As various city boundaries surrounded the county (Santa Clara County) pocket containing Rancho Rinconada, land values rose and its location relative to the high-tech industry made it into a desirable location. Rancho Rinconada was no longer a blue-collar rural community located among cherry orchards. It became a community located in the heart of the high-tech industry explosion and surrounded by tech growth and highly educated white collar workers. However, for part of the 1970s and 1980s, it was a neighborhood in decline that facilitated a lot of undesirable activities.

However, residents of Rancho Rinconada had the privilege of a Cupertino mailing address, which by itself lends to higher land values than surrounding cities, and shared the acclaim of the famed Cupertino schools. As the tech industry drew more Asian engineers and managers whose culture emphasizes education, Cupertino became a highly desirable area for them. Though not a part of the City of Cupertino, Rancho gave a low-cost avenue for families to get their children into one of the best school systems. People had the strong desire to put their children in good schools, and these there often extended families living in the same household. Larger houses were needed for such families and Rancho was the place to get larger housing at the cheapest price for the Cupertino schools.

By the mid-1990s, the value for the Rancho properties that had the original homes was now almost all in the land alone, as the old Rancho homes held little value due to the nature of their cheap construction. The expense of bringing the old modular construction to modern standards had become cost-prohibitive. Rather than do a major remodel, it was cheaper to tear an old Rancho home down and rebuild from scratch. This gave the builder more flexibility in what to build and resulted in a better-built house to meet modern standards.

By the mid-1990s many contractors, particularly some Asian ones, were knocking down the old Rancho buildings and building from scratch. To get as much profit as possible from the property, they built as big as they could. This resulted in many newly built "Pink Mansions" of the two-story 3,000 - 3,500 sq. ft. type on standard lots of 5,500 sq. ft.

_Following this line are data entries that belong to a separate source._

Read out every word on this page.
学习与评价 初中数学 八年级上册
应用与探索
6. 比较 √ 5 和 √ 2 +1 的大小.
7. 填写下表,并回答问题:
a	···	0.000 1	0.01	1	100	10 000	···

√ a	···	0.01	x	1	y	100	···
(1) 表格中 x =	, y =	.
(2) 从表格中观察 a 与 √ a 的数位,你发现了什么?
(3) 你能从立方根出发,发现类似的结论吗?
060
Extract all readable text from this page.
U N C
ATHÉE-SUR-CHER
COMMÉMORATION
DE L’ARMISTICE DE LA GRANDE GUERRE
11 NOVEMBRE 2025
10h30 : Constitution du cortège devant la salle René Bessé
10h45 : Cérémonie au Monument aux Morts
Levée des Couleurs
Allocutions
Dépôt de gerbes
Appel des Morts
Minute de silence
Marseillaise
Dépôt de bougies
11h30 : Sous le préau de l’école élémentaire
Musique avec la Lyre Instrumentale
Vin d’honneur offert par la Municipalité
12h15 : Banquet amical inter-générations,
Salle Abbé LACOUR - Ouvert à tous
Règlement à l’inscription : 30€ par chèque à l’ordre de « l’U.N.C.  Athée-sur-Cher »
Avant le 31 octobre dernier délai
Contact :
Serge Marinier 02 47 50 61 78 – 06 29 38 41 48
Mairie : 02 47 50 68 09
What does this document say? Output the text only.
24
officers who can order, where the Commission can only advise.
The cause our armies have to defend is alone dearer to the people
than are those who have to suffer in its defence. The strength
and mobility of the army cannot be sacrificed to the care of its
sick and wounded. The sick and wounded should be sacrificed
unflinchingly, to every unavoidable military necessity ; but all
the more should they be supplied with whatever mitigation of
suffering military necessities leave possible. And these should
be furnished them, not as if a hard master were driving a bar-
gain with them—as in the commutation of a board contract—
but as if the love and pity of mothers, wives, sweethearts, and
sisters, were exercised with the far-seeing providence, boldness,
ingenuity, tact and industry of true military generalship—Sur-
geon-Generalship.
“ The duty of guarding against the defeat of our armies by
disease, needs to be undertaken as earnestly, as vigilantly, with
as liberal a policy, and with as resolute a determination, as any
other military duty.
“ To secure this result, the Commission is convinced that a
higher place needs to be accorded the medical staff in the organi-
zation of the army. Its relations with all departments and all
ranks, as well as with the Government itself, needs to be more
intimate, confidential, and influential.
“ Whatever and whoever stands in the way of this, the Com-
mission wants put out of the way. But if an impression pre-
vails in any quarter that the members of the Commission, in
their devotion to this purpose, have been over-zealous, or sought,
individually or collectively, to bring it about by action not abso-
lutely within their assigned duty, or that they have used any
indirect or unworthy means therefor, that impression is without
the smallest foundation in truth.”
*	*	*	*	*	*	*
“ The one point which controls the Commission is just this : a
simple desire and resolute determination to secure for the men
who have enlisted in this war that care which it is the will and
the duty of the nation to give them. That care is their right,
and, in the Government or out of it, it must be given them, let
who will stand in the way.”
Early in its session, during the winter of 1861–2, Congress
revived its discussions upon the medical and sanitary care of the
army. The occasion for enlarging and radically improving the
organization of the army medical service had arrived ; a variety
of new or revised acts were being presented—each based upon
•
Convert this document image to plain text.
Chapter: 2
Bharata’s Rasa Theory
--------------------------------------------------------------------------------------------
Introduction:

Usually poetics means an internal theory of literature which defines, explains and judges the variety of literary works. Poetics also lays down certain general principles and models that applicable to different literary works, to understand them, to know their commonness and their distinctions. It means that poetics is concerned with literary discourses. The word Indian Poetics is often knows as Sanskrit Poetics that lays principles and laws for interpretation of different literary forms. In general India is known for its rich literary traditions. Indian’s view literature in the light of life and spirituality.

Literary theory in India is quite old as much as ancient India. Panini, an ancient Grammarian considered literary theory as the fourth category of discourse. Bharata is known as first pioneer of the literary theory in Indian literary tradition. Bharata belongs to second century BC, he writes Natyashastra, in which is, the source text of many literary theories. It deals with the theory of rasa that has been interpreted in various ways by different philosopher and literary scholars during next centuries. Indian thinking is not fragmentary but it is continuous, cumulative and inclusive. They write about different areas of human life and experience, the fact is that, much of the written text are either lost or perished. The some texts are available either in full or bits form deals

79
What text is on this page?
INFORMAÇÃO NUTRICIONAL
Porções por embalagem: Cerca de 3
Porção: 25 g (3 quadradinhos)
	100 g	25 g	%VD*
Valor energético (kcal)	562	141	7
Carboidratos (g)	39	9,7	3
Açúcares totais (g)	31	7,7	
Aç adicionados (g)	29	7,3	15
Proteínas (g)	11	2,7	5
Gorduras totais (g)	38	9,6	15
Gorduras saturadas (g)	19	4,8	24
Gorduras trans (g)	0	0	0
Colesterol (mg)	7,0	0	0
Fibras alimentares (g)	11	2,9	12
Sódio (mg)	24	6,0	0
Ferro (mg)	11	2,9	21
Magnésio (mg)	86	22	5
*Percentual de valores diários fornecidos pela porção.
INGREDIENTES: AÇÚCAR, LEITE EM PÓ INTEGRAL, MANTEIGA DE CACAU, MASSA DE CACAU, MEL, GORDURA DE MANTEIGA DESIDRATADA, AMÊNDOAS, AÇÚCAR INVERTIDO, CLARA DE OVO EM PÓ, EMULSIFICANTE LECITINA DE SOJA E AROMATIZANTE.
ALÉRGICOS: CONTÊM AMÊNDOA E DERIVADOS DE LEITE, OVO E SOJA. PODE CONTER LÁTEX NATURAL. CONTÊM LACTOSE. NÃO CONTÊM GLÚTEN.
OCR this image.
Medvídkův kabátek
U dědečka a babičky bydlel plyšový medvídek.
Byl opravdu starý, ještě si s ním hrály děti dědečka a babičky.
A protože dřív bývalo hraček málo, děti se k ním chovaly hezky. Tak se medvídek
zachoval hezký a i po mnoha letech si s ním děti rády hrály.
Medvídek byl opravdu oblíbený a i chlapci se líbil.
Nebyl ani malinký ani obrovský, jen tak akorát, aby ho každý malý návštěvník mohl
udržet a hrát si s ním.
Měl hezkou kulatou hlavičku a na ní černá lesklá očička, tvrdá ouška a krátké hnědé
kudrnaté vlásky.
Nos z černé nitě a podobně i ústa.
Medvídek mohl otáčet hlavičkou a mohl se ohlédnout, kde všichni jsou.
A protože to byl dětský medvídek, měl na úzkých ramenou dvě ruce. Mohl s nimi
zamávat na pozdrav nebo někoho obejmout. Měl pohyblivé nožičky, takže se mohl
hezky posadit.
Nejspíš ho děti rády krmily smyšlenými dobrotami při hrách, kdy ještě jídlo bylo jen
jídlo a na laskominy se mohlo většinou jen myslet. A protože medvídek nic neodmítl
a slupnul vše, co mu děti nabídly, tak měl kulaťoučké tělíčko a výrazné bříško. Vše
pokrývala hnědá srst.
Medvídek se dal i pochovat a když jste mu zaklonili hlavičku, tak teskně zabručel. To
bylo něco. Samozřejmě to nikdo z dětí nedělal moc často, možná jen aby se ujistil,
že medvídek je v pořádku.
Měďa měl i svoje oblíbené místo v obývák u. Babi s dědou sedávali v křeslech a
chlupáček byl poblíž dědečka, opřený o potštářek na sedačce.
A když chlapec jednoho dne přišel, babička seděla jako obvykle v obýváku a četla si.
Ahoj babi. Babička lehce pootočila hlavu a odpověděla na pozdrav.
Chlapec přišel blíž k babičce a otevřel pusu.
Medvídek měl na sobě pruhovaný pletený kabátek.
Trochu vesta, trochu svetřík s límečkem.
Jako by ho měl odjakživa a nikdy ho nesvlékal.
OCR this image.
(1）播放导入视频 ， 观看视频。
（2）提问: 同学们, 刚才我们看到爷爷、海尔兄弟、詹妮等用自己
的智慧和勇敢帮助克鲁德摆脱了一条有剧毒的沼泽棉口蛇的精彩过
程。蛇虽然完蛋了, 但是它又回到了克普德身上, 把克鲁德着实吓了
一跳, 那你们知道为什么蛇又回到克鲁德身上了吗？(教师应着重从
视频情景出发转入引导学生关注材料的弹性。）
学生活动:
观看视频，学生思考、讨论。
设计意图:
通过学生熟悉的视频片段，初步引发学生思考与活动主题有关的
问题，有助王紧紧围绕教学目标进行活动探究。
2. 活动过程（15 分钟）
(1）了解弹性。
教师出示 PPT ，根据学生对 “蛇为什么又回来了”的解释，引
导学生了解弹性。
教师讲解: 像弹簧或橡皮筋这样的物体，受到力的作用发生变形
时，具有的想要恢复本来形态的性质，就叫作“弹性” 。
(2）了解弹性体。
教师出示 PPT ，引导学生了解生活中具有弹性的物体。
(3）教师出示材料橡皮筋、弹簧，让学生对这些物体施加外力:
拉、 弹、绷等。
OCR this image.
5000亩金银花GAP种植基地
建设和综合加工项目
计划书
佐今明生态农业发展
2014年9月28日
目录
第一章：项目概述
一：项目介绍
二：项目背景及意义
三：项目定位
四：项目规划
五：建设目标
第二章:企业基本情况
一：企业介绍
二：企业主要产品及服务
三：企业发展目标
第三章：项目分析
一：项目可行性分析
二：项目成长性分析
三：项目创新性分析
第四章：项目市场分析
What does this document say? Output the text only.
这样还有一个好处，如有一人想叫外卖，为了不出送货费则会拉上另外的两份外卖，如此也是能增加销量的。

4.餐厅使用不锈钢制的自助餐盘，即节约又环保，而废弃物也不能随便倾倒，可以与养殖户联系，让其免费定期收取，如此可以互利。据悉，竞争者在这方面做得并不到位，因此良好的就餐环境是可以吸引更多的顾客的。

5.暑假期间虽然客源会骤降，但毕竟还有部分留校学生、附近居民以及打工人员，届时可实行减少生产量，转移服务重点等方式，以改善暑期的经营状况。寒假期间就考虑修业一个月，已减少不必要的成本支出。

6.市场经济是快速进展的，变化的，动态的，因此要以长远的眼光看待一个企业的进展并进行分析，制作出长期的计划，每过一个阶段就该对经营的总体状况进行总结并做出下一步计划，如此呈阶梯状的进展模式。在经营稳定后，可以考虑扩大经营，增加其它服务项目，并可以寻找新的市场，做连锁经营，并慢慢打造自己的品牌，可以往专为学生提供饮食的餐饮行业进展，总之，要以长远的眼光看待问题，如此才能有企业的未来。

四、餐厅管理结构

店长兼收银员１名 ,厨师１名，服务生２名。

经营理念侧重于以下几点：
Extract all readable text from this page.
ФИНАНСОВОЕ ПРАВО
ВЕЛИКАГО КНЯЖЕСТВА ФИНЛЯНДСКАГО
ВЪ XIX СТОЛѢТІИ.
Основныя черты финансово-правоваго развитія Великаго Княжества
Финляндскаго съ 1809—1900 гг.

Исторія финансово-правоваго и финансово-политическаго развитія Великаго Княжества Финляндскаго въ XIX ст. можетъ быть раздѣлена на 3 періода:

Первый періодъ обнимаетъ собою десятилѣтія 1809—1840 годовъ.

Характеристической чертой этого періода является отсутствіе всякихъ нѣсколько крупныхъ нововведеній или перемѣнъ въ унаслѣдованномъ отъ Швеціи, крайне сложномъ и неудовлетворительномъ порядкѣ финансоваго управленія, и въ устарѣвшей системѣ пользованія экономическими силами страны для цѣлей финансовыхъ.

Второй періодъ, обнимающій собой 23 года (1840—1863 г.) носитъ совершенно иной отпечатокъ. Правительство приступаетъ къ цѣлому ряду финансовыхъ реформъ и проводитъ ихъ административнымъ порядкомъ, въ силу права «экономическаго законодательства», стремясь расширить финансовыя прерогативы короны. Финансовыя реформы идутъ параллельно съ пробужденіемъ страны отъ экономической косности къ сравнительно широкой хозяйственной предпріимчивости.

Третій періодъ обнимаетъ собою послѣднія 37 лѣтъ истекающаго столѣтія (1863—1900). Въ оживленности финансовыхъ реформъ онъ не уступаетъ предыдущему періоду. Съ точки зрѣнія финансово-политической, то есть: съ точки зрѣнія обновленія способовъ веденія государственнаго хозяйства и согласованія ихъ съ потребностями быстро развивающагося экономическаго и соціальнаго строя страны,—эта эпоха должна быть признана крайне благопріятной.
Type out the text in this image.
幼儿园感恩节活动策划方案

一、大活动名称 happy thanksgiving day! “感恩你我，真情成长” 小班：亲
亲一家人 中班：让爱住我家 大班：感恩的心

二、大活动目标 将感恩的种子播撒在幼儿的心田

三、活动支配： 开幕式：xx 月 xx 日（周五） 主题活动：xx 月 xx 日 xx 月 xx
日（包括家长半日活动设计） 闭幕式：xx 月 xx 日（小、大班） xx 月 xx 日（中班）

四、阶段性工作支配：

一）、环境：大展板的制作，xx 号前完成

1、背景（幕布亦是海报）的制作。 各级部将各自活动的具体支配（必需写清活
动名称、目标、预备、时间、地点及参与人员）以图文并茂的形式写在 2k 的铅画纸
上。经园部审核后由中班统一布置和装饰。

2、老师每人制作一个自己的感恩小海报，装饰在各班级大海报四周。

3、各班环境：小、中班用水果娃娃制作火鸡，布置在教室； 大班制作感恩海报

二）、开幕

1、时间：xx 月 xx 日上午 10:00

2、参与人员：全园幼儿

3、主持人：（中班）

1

Near the end of the 1990s, a portion of the neighborhood bordering San Jose along Lawrence Expressway was annexed by the city, and contractors then began construction on large, executive-style homes. Rancho Rinconada became a target for wealthy Silicon Valley executives, as the county's development laws, to which the rest of the neighborhood was subject, allowed remodeling or rebuilding a home up to the size of the largest home in the immediate area. Additionally, the county did not have community input or review of building plans. As a result, families employed in high-tech industries bought property in unincorporated Rancho Rinconada and demolished the existing houses to build new "monster houses".

In March 1999, the residents of the unincorporated part of Rancho Rinconada voted to be annexed to Cupertino, with the promise of more restrictive property development procedures and improved services to the neighborhood. Later that month, the Cupertino City Council voted into law a bill that required neighborhood comment and reduced the percentage of a lot that could be covered by a building.

The "irrational exuberance" at the dawn of the new millennium brought another paradigm shift in the remodeling and construction of homes in the Rancho Rinconada neighborhood. Not only were large homes being built, but high-end materials, fixtures and appliances were incorporated to market as executive homes for high-income families. Though there were restrictions put in place that reduced the percentage of the lot that could be built above ground, the contractors went underground building underground living space to maintain a large available living space for an executive class home.

As of 2020, the neighborhood was made up of an eclectic group of homes, from the old cheaply built Rancho houses of the 1950s, to the high-end executive homes of the 2000s and 2010s.